Olaylara dürbünün tersiyle bakanlar, gerçeği tam anlamıyla göremezler.

                Dürbün, baktığınız cisim ya da olay neyse, onu yakınınıza getirip daha net görmenizi sağlayan alettir.

                Tersinden bakarsanız; olayı ya da cismi uzaklaştırır, görüntüyü flulaştırır, net olarak görme imkânınızı ortadan kaldırır.

                Bu günlerde bazı mahfillerde tam olarak böyle bakışlar var. Şaşı bakışlar.

                Türkiye Barolar Birliği Başkanı, Başbakanın “ne hak yere pek çok insan günahsız şekilde yatıyor” diye açıkladığı mazlumların yeniden yargılanmaları adına inisiyatif alıp bir şeyler yapmaya çalışıyor, bazı kalemşorlar ve muhalefet tersten bakma alışkanlığı ile bu güzel girişimi akamete uğratmak için ellerinden geleni geri bırakmıyorlar.

                Kimileri kıskançlıkla, kimileri meseleyi tam olarak anlamayarak…

                CHP’nin içindekileri anlayabiliyoruz. Prof. Feyzioğlu, kamuoyunda yıldızı parlayan bir isim. Gün gelir, CHP’nin başına geçerse oradaki saltanatlarının bozulacağından endişe edenlerin karşı çıkması bir bakıma anlaşılabilir de, kendi milletvekili içeride olan diğer muhalefet partisi liderinin nesine itiraz ettiği pek anlaşılamayan bu girişimi sabote etmeye çalışması tuhaflıktan öte bir tuhaflıktır.

                Girişimin sahibi, yapılacak düzenlemenin 2012 Temmuzu itibariyle olacağını üstüne basa basa açıklamasına rağmen, “sen caniyi affettirmek için uğraşıyorsun” ithamının dillendirilmesi, her meseleyi böyle anlıyorlarsa “yazık ki ne yazık!” cümlesiyle izah edilebilecek bir durumdur.

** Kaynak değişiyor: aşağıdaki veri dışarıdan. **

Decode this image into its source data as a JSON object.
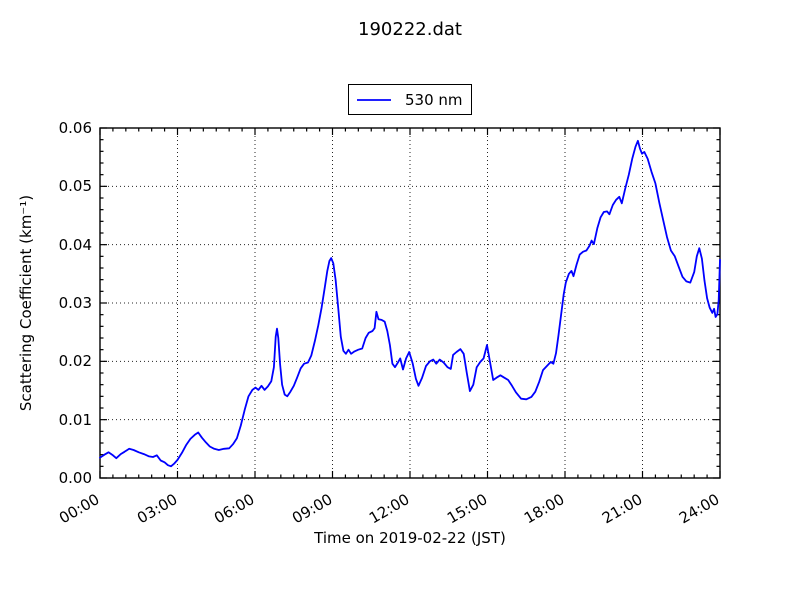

                Su, yatağına girmişse onu tersine akıtmak mümkün değildir. Muhalefetin ve yardakçı kalemşorların anlamadığı budur. Prof. Feyzioğlu çıktığı yolda başarılı bir yürüyüşle hedefine doğru ilerlemektedir. Bu, ister parti liderliği, ister Cumhurbaşkanlığı olsun. Halk, bu genç hukukçuyu tutmuştur, onu yalnız bırakmayacaktır. Umarız, çalışması hedefine ulaşır; içerideki masum insanlara yeniden yargılama yolu açılarak toplum vicdanındaki kanama durdurulmuş olur.

                Gelelim öteki bakışlara:

                Savcı Öz Ergenekon davasında altına zırhlı araba çekilecek kadar önemli bir figür,

                Bir başka davada işi mahduml ara ve bakanlara kadar uzatınca ipi çekilecek savcı. Nitekim öyle oldu. İstanbul Başsavcı vekilliğinden alınıp Bakırköy’e ışınlandı.

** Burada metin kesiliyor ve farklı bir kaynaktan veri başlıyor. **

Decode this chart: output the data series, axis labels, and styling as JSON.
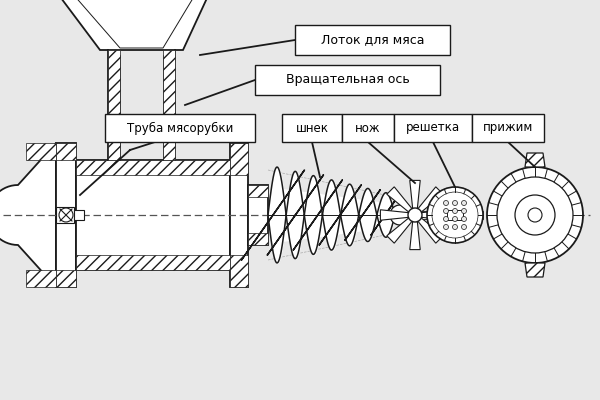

                Gerçi o da boş durmayacağını açıklayıp, Başbakan hakkında suç duyurusunda bulunacağını bildirdi ya, sonrası ne olur, onu da bekleyip göreceğiz.

                Başbakan, bütün bu olumsuzluklara “iyi niyet”ini sonuna kadar muhafaza etmeyi tercih eder pozisyonda, haklarında rüşvet ve yolsuzluk iddiasında bulunan kimseleri “ak”lamaya devam ediyor.

                Mesela, Zahrap denen İranlıyı “hayırsever bir iş adamı” diye savundu. Nasıl bir hayırsever olduğu ise dağıttığı iddia edilen rüşvetlerin çapıyla ortada.

                Gazetelere yansımış bir başka hayırseverliği daha var ki “ikinci gavas vakası” olarak ti’ye alınıyor.

                Bazılarına eskort servisi yapmış, servisin nasıl yapılacağına kadar da detaylar vermiş. “Siz oturacaksınız, onlar seçecek” diyerek…

                Hayırseverliğin bu kadarına pes!

                Sadece o mu? Evinde istiflenmiş dolarlar çıkan banka müdürü de “dürüst” bir insanmış. Üstelik imam hatipliymiş. Bu paralar da imam hatip yapımı için istiflenmiş!

                Durup duruken bir de TIR meselesi çıktı başımıza. TIR’ın aranmamasını Başbakan istemiş! Durum gerçekten bu ise Lahey Adalet Divanı’na kadar gidebilecek vahim bir iddia. Bu yönde yorumlar bile yapılıyor.

                Dürbünün biri de Suriye’ye odaklanmıştı. Oradan Davutoğlu bakıyor, gördüğünü Başbakana anlatıyordu. Belli ki ona da tersinden bakmışlar. İki hafta ömür biçtikleri Esat iki yılını doldurdu, kendi gidişleri hızlanıyor. Üstelik,sınırımızda bir de El-Kaide devleti kurulmuşken…

                Tersten bakmanın bir ceremesi de bu olmalı.